Oggi, il mondo occidentale continua a imputare all’Islam ogni tipo di responsabilità, identificandolo alla stregua di un “fossile medievale”, inadeguato alle condizioni moderne ed incapace di conformarsi agli straordinari mutamenti sociali, economici e demografici che hanno stravolto il pianeta. L’opera di miglioramento della condizione femminile nelle realtà analizzate implica il coinvolgimento dell’Occidente, al quale si chiede di sopprimere i propri pregiudizi. L’animato e travagliato dibattito sul velo rivela gli effettivi rapporti e gli intenti delle parti: l’Occidente dominatore vuole convincersi e convincere della propria superiorità esaltando l’emancipazione delle “proprie” donne, in modo tale da dimostrare che le donne “altrui” patiscono una condizione di non emancipazione; il predetto atteggiamento tende a stimolare quell’islam politico reazionario che strumentalizza a sua volta le “proprie” donne e la loro condizione di isolamento per dimostrare di avere preservato la propria dignità di fronte ad un Occidente che le avrebbe pregiudicate (Arkoun, 2002). La difficile condizione in cui versano le donne islamiche, la discriminazione e l’oppressione che interessa una parte di esse fuori e dentro il contesto arabo richiedono all’Occidente di predisporre con prontezza azioni e strumenti articolati in termini di garanzia dei loro diritti, piuttosto che misure ad hoc tese a vietare l’uso di taluni capi di abbigliamento (Colaianni, 2017). Il mondo occidentale è chiamato ad abbandonare le proprie visioni paternalistiche ed etnocentriche, provvedendo ad elaborare concetti e strumenti metologici che consentano di fornire una valida risposta alla questione femminile anche ai fini dell’integrazione delle donne islamiche nella società. La cittadinanza democratica non è solo ciò che è riportato sui documenti, ma è composta da diversi elementi, disposti sugli assi dell’identità e dell’uguaglianza.

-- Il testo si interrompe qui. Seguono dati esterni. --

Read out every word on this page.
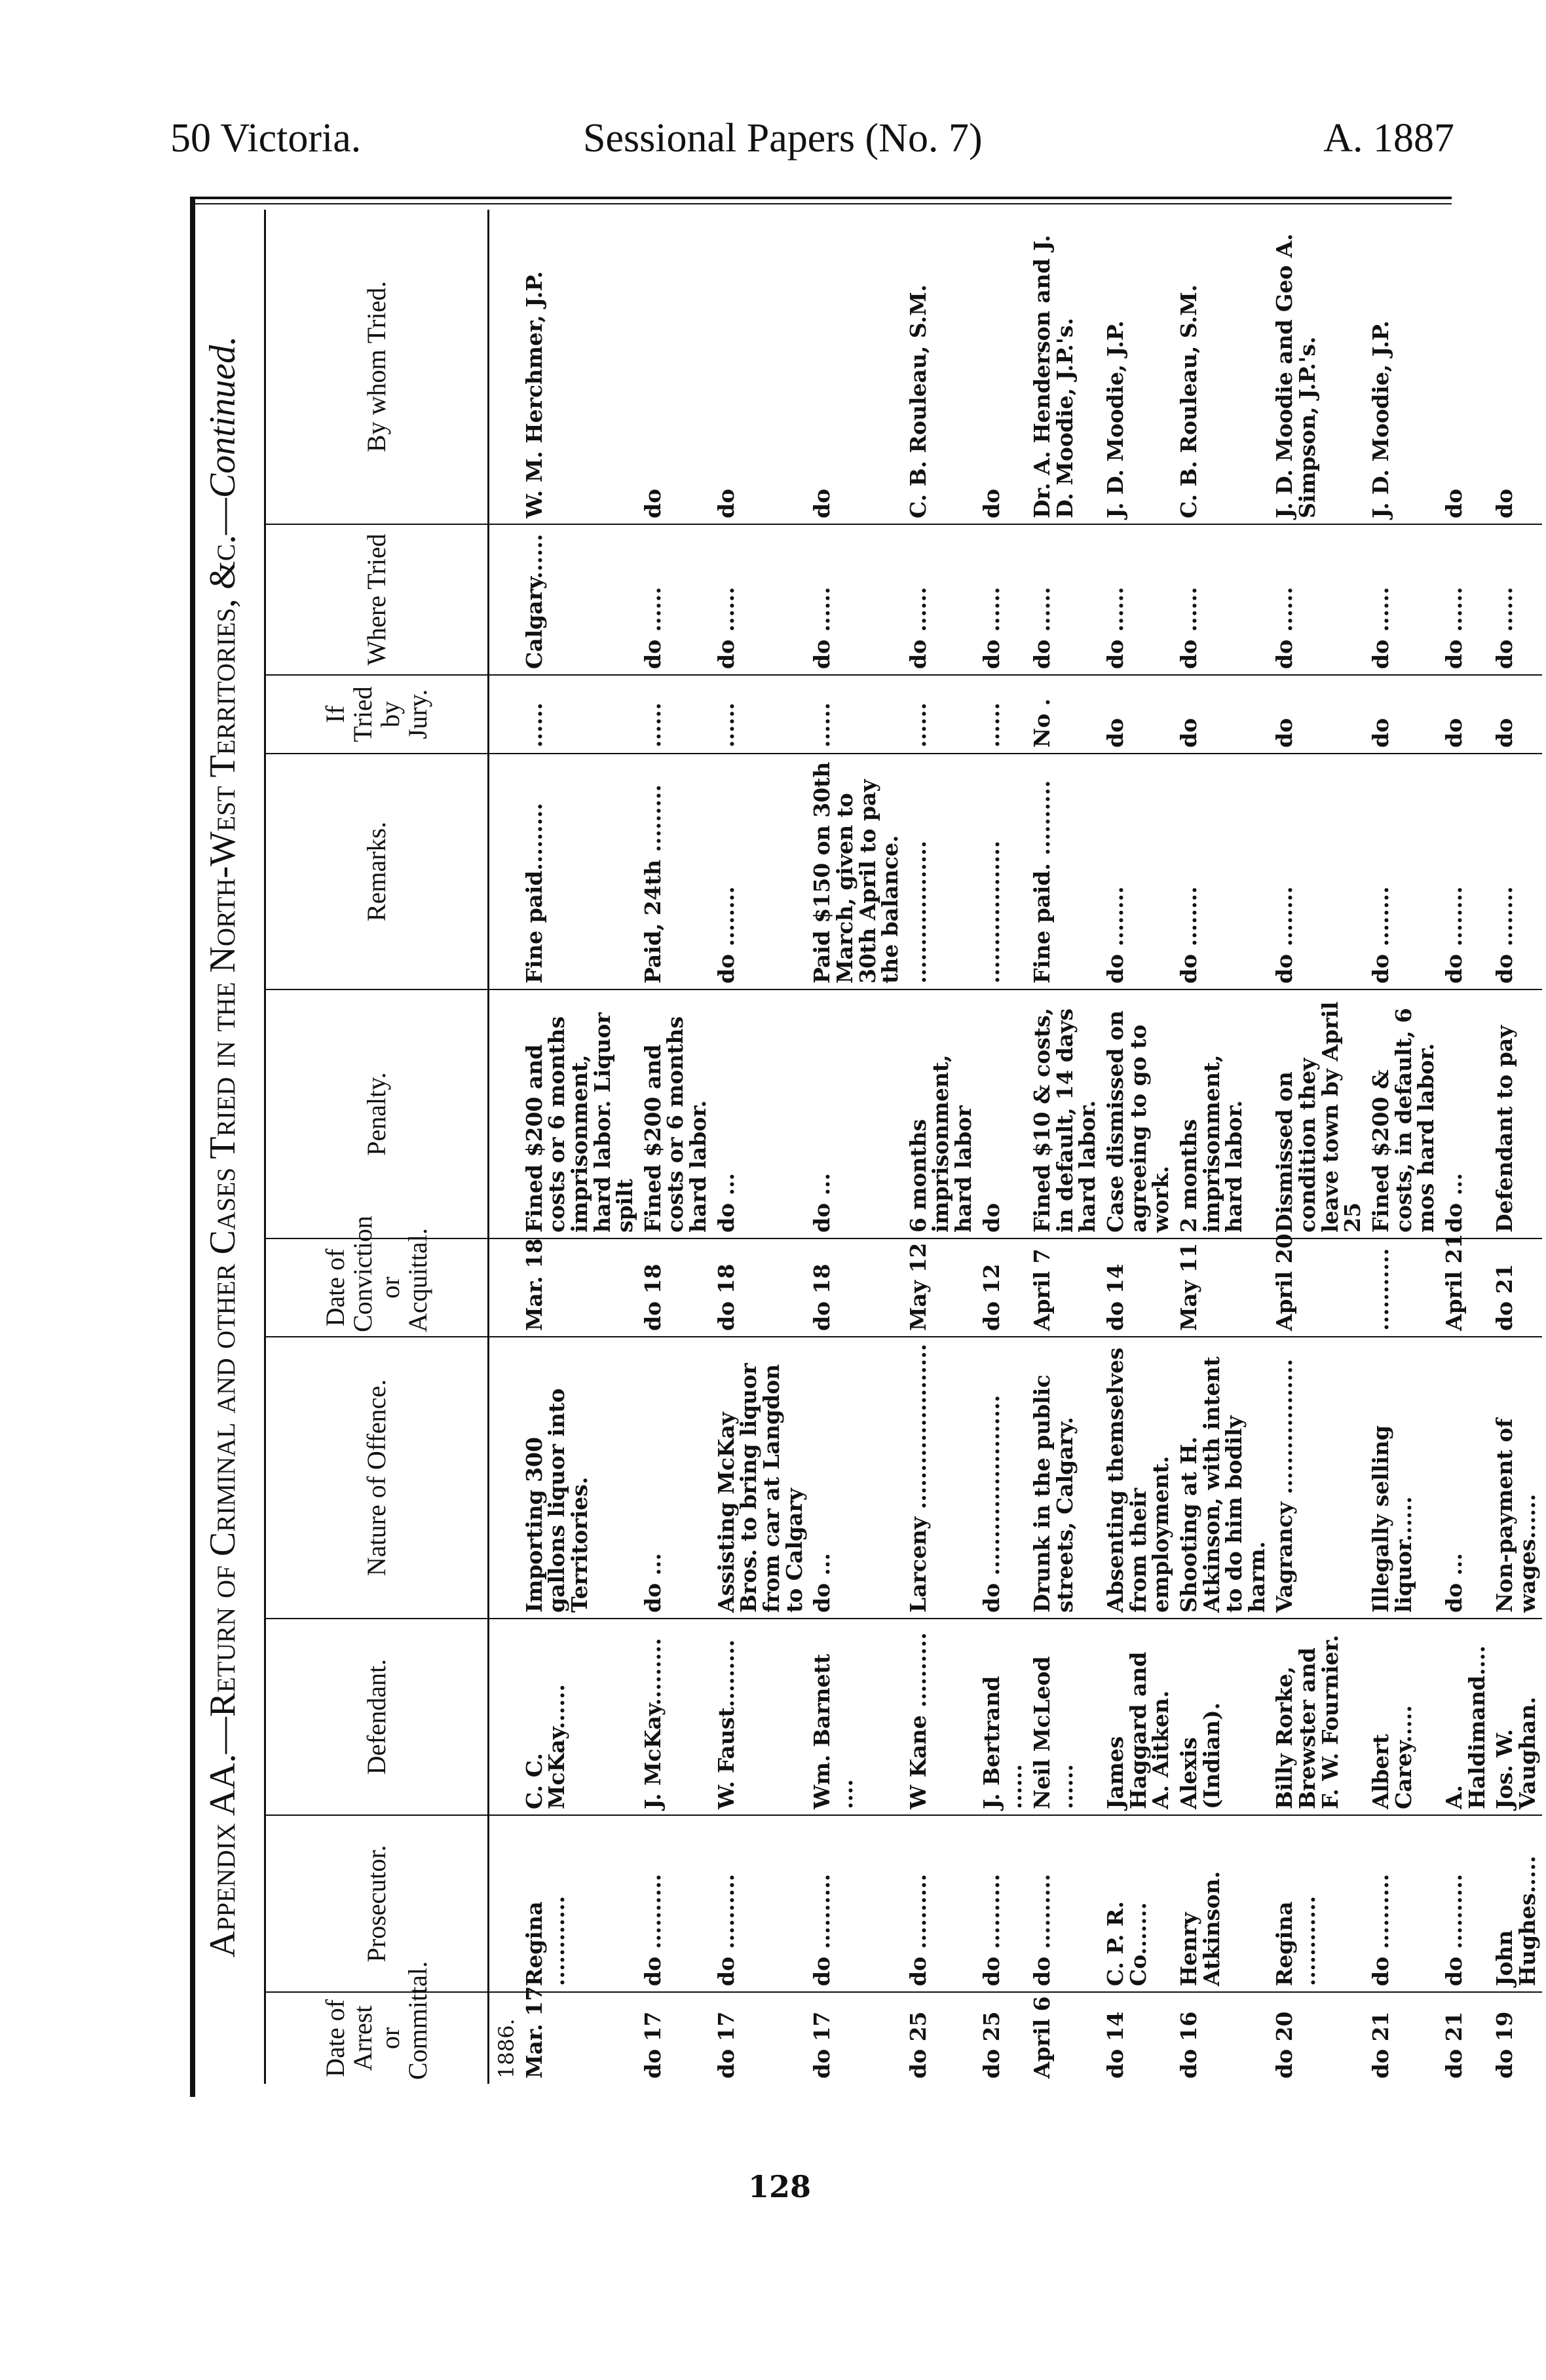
50 Victoria.	Sessional Papers (No. 7)	A. 1887
Appendix AA.—Return of Criminal and other Cases Tried in the North-West Territories, &c.—Continued.
Date of Arrest or Committal.	Prosecutor.	Defendant.	Nature of Offence.	Date of Conviction or Acquittal.	Penalty.	Remarks.	If Tried by Jury.	Where Tried	By whom Tried.
1886.									
Mar. 17	Regina ............	C. C. McKay......	Importing 300 gallons liquor into Territories.	Mar. 18	Fined $200 and costs or 6 months imprisonment, hard labor. Liquor spilt	Fine paid.........	......	Calgary......	W. M. Herchmer, J.P.
do 17	do ..........	J. McKay.........	do ...	do 18	Fined $200 and costs or 6 months hard labor.	Paid, 24th .........	......	do ......	do
do 17	do ..........	W. Faust.........	Assisting McKay Bros. to bring liquor from car at Langdon to Calgary	do 18	do ...	do ........	......	do ......	do
do 17	do ..........	Wm. Barnett ....	do ...	do 18	do ...	Paid $150 on 30th March, given to 30th April to pay the balance.	......	do ......	do
do 25	do ..........	W Kane ..........	Larceny ......................	May 12	6 months imprisonment, hard labor	...................	......	do ......	C. B. Rouleau, S.M.
do 25	do ..........	J. Bertrand ......	do ........................	do 12	do	...................	......	do ......	do
April 6	do ..........	Neil McLeod ......	Drunk in the public streets, Calgary.	April 7	Fined $10 & costs, in default, 14 days hard labor.	Fine paid. ..........	No .	do ......	Dr. A. Henderson and J. D. Moodie, J.P.'s.
do 14	C. P. R. Co.......	James Haggard and A. Aitken.	Absenting themselves from their employment.	do 14	Case dismissed on agreeing to go to work.	do ........	do	do ......	J. D. Moodie, J.P.
do 16	Henry Atkinson.	Alexis (Indian).	Shooting at H. Atkinson, with intent to do him bodily harm.	May 11	2 months imprisonment, hard labor.	do ........	do	do ......	C. B. Rouleau, S.M.
do 20	Regina ............	Billy Rorke, Brewster and F. W. Fournier.	Vagrancy ..................	April 20	Dismissed on condition they leave town by April 25	do ........	do	do ......	J. D. Moodie and Geo A. Simpson, J.P.'s.
do 21	do ..........	Albert Carey.....	Illegally selling liquor......	...........	Fined $200 & costs, in default, 6 mos hard labor.	do ........	do	do ......	J. D. Moodie, J.P.
do 21	do ..........	A. Haldimand....	do ...	April 21	do ...	do ........	do	do ......	do
do 19	John Hughes.....	Jos. W. Vaughan.	Non-payment of wages......	do 21	Defendant to pay	do ........	do	do ......	do
128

Tradizionalmente, l’Occidente ha conosciuto molto dell’Islam, più di quanto quest’ultimo abbia conosciuto del primo (Fuller, Lesser, 1996). La situazione, però, sembra essersi ormai capovolta: oggi, il pubblico occidentale tende a prestare attenzione a quanto accade nei Paesi islamici solo a seguito di crisi o vicende che lo coinvolgono. Occorre tenere presente che sulla questione di genere si gioca il futuro, dal momento che l’uguaglianza fra uomo e donna sarà il motore del sovvertimento di un modello millenario che non regge più la sfida tempi (Abbondante, 2021).

È anche compito dell’Occidente restituire voce e dignità alle donne islamiche.